In Ep. 207 of the Mullooly Asset Show, Tom talks about the new price for safety. With interest rates are practically zero, it’s becoming increasingly difficult to find any traditionally “safe” investments that yield much of anything.
‘Money Funds Waive Charges to Keep Yields From Falling Below Zero’ – The Wall Street Journal
The Price For Safety – Transcript
Tom Mullooly: In episode 207, we talk about the price investors are going to pay to keep their money safe. You’re going to want to tune in. Welcome to the Mullooly Asset Show. I’m your host, Tom Mullooly, and this is episode number 207. Thanks for tuning in.
So what is the price for safety? The Federal Reserve has plunged short term interest rates to zero in an effort to keep the economy afloat here in 2020. So if you’re concerned about the markets, maybe the election in November has you a little spooked, what can you expect when you put money into cash, into a money market, into a stable value account? Well, not much. And honestly, close to zero. A lot of folks have heard me use this phrase, you’re going to need a microscope to see numbers that small. I was a little surprised when a client suggested that they move their retirement account into the stable value option that he has in his plan.
We get that a lot and it’s a mistake. But I was more surprised when he said, “At least in stable value, I’m going to earn 4% there.” Whoa, stable value in the past 12 months has earned a little over 2%, but stable is in all short term bond funds, some treasury, some corporate, the average duration is a little more than two years. And if you look at similar short term bond funds, current yield are well, well, well below 2% now and yields are continuing to fall. See, as short term bonds that these funds hold as they come due, the fund has to then reinvest that money at whatever the current rates are and they’re pretty low. So it’s really deceptive when you go online to try and compare the returns on short term bond funds. That only tells you what happened in the past 12 months. You’re going to have a piece of that as your income and you’re going to have some price appreciation as well.

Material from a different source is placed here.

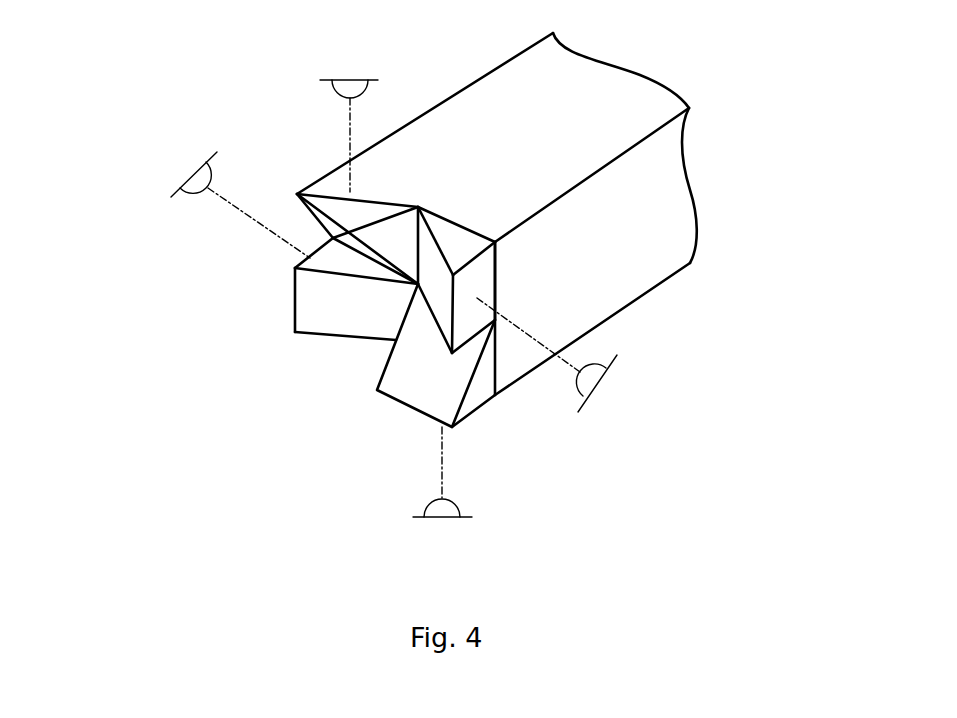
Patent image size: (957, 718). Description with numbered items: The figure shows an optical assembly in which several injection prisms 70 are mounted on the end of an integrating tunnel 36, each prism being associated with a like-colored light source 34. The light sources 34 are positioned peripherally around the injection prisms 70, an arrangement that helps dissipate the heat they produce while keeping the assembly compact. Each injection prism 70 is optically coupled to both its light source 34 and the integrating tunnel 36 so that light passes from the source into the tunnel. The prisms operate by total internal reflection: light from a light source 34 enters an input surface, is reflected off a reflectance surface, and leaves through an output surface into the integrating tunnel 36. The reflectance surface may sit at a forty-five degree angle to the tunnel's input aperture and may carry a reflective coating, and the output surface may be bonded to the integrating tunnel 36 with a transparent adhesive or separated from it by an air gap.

The integrating tunnel 36 is at (579, 107).
The injection prisms 70 is at (323, 173).
The light sources 34 is at (347, 76).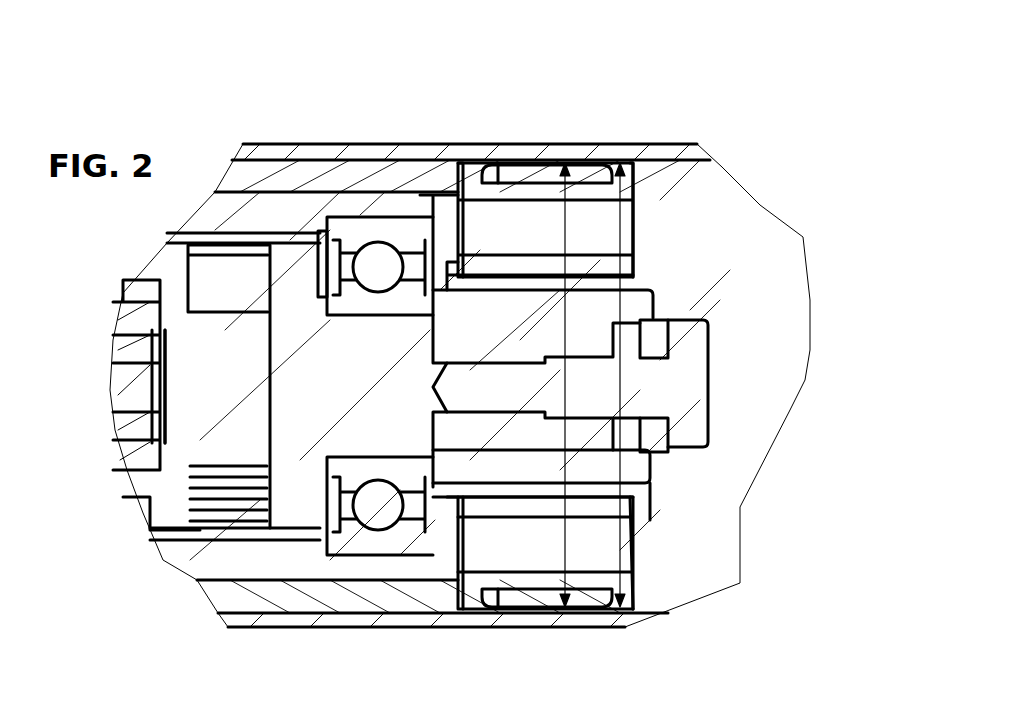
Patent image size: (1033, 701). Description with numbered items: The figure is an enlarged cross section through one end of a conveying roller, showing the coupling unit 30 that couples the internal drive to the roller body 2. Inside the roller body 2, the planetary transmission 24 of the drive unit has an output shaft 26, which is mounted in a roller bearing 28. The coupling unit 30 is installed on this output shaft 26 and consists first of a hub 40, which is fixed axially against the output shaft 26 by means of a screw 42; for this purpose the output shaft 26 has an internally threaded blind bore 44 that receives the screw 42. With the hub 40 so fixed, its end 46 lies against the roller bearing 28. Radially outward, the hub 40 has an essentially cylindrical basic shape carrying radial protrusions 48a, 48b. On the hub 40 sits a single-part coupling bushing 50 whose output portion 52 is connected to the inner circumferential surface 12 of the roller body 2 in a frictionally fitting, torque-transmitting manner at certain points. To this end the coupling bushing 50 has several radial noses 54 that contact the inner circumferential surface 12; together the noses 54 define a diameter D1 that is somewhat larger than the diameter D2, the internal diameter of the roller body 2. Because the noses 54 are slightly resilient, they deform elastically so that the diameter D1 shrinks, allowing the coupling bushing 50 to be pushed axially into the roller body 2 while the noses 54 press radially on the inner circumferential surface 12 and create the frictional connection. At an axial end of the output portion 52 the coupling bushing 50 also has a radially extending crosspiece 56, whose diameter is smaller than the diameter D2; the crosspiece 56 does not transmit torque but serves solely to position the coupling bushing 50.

So in the past 12 months, now, this is being recorded in August of 2020. So in the past 12 months, short term bond funds have paid out 2%, maybe 2% more or 2% plus, and some of these funds have made money because the bonds that they owned actually went up in price. So it’s very, very tricky when you’re comparing returns for bond funds and it’s also very difficult to find yield, current yields. You also have to understand that when they cite a current yield, that was as of yesterday, it doesn’t tell you what’s going to happen in the next 12 months.
In fact, there was a Wall Street Journal article just today, we’ll link to it in the show notes, that points out that some banks are now not taking the fees that they would normally earn on money market funds because the rates would be negative. That’s how low rates have come in just the last couple of months with this action by the Federal Reserve.
So if you want to be safe, you want to be ultra safe, just understand it comes with a cost. You’re not going to earn much if anything, on your money. Just something to think about before you start making wholesale changes to your accounts. As always, speak with your investment advisor, your financial planner when it comes to making changes to your portfolio. We’re happy to help you out.
That’s going to wrap up episode 207. Thanks for tuning in.